BRUSSELS (Reuters) - The European Commission announced plans on Tuesday to keep the rail link with Britain through the Channel Tunnel open on current terms for three months after a no-deal Brexit in an effort to minimise disruption expected from any abrupt split.
The United Kingdom is on track to leave the European Union on March 29 without a deal unless Prime Minister Theresa May can convince the bloc to amend the divorce deal she agreed last year and get it approved by British lawmakers.
The proposal by the European Union’s executive arm would extend safety authorisations for the Channel Tunnel rail link, provided that the UK also maintained identical safety standards.
“This will ensure the protection of rail-passengers, the safety of citizens and will avoid major disruptions of cross-border rail operations and shuttle services after the UK’s withdrawal,” the Commission said in a statement.
The Commission said three months should be sufficient time for new permanent arrangements to be agreed.
Its proposal, which must be approved by EU member states and the European Parliament, follows a slew of other contingency plans dealing with issues ranging from student exchanges and social benefits to air and road traffic.

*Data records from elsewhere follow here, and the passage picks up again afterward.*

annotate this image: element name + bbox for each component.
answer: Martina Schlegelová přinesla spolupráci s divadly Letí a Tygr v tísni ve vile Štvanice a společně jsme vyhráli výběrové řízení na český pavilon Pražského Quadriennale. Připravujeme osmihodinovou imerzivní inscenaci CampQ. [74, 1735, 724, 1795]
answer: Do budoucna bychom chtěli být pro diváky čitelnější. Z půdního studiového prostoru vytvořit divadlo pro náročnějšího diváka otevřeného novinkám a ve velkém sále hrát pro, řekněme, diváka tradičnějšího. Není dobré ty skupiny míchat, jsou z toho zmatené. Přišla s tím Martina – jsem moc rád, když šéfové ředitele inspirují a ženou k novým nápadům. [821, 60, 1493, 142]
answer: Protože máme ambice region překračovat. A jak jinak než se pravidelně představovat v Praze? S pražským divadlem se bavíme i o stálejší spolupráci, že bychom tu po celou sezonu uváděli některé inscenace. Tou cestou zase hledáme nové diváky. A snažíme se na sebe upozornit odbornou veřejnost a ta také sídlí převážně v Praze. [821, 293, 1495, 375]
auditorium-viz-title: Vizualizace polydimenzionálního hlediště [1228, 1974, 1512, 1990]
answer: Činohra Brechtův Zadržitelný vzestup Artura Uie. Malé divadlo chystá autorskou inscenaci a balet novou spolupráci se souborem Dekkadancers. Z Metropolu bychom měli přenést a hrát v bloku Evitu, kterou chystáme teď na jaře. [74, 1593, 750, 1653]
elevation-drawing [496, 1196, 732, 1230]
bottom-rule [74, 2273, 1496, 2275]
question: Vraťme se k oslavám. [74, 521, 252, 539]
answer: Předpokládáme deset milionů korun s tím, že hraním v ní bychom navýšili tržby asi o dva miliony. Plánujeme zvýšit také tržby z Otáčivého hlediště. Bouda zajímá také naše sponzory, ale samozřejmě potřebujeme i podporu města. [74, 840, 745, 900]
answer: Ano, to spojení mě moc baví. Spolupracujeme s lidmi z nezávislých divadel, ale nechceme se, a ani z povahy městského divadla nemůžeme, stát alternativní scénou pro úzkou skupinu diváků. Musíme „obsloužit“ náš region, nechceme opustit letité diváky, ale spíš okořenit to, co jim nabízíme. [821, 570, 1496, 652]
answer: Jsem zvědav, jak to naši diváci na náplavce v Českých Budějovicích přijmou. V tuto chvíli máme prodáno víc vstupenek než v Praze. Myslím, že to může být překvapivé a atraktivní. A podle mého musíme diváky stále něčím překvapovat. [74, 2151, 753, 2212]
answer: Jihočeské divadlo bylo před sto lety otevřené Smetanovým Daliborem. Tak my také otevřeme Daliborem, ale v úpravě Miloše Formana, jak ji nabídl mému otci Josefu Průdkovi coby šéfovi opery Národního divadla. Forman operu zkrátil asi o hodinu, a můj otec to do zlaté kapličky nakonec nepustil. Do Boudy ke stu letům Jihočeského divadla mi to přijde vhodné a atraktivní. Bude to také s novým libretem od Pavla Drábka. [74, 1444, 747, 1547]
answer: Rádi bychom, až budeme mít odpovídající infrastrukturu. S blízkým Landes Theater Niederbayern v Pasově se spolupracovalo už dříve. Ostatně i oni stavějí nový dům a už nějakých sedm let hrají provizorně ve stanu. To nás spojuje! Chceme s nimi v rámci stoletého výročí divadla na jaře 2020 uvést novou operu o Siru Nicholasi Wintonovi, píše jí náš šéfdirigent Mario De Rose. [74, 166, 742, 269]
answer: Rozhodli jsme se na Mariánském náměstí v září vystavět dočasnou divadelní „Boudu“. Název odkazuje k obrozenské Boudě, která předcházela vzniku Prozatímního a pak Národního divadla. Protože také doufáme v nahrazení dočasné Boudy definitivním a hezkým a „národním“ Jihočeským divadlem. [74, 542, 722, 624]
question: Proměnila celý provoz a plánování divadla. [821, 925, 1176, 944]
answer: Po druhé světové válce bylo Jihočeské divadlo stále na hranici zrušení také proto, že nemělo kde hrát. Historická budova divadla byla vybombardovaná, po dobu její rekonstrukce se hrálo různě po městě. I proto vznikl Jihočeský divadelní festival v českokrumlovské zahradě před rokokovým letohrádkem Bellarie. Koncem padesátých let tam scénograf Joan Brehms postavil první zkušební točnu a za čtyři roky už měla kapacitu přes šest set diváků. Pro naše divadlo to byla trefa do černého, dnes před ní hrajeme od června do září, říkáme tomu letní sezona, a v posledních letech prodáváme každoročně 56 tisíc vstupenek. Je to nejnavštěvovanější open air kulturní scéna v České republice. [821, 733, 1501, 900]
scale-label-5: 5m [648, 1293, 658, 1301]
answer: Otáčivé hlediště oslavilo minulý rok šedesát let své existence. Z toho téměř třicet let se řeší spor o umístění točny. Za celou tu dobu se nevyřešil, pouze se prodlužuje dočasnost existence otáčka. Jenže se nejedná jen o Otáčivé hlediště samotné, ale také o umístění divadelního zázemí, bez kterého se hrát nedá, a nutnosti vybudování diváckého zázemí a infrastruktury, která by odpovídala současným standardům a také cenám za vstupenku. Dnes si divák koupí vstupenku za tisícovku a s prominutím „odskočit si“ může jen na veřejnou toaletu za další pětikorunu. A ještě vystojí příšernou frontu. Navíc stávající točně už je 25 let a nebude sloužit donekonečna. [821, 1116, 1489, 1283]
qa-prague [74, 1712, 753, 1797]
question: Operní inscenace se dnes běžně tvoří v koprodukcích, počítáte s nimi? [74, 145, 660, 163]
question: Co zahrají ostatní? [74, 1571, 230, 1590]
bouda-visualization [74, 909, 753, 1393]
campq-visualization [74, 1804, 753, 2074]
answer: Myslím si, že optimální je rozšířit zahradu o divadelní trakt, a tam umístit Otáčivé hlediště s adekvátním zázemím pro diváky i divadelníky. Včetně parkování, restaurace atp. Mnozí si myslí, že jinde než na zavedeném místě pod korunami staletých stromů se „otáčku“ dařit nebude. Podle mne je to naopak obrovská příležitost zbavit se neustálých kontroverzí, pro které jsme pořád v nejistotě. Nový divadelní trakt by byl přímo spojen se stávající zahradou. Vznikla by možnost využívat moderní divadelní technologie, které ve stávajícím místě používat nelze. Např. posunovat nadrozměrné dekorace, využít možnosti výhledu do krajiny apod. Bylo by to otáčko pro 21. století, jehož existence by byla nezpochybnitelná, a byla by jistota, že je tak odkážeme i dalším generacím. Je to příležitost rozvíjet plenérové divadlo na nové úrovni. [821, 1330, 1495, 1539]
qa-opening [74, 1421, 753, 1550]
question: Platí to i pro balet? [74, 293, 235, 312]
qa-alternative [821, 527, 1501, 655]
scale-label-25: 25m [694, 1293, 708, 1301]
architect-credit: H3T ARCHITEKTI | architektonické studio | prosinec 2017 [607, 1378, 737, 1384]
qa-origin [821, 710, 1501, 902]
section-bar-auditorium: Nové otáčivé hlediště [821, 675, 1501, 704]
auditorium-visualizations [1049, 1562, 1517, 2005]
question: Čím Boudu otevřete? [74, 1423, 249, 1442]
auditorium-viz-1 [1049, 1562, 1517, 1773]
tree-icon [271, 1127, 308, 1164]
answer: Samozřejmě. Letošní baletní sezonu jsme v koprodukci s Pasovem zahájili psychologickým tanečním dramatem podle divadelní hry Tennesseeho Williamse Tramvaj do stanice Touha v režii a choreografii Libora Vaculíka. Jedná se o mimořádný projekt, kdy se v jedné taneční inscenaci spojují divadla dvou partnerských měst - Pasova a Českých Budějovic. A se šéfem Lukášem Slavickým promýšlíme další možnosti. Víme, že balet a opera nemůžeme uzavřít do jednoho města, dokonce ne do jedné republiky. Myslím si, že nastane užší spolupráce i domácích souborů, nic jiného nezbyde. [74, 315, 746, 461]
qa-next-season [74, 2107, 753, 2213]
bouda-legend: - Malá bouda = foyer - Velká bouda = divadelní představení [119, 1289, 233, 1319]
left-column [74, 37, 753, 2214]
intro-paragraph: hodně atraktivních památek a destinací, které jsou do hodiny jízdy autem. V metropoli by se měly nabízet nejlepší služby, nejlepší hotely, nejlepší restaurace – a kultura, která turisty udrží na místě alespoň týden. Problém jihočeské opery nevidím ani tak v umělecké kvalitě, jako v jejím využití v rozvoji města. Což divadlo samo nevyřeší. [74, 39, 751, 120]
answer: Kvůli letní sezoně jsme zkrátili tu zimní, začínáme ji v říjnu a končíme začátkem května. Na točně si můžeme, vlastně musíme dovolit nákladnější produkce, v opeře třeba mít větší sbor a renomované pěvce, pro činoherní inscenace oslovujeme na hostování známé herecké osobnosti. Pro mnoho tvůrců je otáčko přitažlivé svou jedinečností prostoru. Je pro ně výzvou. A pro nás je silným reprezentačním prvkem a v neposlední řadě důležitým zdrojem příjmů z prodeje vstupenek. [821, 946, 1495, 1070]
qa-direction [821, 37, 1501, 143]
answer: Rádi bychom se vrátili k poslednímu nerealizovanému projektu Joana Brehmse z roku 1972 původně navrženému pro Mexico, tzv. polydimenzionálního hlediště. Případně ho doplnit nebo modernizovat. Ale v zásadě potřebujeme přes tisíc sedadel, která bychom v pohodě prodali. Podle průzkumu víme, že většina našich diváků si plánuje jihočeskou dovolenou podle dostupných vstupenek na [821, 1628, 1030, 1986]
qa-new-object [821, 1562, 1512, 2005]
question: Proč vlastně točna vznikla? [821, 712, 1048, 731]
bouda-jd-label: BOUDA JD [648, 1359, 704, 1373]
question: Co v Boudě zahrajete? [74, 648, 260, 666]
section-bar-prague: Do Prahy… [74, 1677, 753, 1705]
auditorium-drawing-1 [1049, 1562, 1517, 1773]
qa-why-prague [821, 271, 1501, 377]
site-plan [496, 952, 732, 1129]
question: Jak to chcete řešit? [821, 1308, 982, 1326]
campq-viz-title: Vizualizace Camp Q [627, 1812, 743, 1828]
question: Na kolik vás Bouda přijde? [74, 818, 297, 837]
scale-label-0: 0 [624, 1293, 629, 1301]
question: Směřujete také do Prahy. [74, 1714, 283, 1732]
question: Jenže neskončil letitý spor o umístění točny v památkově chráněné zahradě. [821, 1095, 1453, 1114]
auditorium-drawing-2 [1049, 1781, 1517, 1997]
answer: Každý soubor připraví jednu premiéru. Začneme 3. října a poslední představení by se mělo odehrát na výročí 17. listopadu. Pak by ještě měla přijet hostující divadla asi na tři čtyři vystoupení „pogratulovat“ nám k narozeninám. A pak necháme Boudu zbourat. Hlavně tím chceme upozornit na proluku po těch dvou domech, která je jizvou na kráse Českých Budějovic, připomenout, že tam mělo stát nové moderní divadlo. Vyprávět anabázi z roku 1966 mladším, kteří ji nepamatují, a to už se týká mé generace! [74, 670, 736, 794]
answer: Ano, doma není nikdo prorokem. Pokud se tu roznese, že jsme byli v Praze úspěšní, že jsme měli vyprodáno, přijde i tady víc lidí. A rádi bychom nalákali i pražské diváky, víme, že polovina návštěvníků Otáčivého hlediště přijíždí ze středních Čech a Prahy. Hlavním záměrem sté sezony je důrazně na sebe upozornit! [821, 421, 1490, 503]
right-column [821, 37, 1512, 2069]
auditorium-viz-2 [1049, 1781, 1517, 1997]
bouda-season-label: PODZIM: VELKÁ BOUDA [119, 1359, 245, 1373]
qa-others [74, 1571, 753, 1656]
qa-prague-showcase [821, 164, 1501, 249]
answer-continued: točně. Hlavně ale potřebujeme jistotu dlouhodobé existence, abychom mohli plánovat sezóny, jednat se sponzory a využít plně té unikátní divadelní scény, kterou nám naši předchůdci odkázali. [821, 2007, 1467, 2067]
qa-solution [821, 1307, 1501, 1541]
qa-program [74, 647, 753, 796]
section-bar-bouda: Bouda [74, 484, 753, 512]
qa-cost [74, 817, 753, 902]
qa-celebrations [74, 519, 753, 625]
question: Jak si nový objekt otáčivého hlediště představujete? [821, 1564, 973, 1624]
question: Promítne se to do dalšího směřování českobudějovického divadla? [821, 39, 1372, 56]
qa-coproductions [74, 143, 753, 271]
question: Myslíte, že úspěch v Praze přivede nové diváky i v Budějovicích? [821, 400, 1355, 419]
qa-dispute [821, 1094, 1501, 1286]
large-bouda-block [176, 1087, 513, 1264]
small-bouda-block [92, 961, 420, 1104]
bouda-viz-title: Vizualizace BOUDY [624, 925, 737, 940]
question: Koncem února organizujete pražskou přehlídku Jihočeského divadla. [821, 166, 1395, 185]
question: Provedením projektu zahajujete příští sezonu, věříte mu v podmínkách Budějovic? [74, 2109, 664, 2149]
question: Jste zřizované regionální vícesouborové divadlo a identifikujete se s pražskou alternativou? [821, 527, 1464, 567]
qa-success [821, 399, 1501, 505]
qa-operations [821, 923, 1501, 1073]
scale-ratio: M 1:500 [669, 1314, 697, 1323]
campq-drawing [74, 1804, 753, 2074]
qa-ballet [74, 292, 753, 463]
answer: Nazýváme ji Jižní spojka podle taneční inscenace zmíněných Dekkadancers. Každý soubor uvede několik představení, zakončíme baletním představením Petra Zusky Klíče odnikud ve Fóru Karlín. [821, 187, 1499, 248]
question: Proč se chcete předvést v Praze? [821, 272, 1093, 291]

The Channel Tunnel operator Eurotunnel said last month it was taking steps to ensure that any ‘no-deal’ Brexit would have minimal impact on its transport network.
May’s government has also said that goods arriving from the EU - including through the Channel Tunnel - will be allowed into the United Kingdom without full customs checks for at least three months after any no-deal Brexit.
Despite such moves, the EU says a no-deal Brexit would entail significant economic damage and that its contingency plans are only to ensure basic connectivity, falling well short of regulating all separation issues or new post-Brexit ties.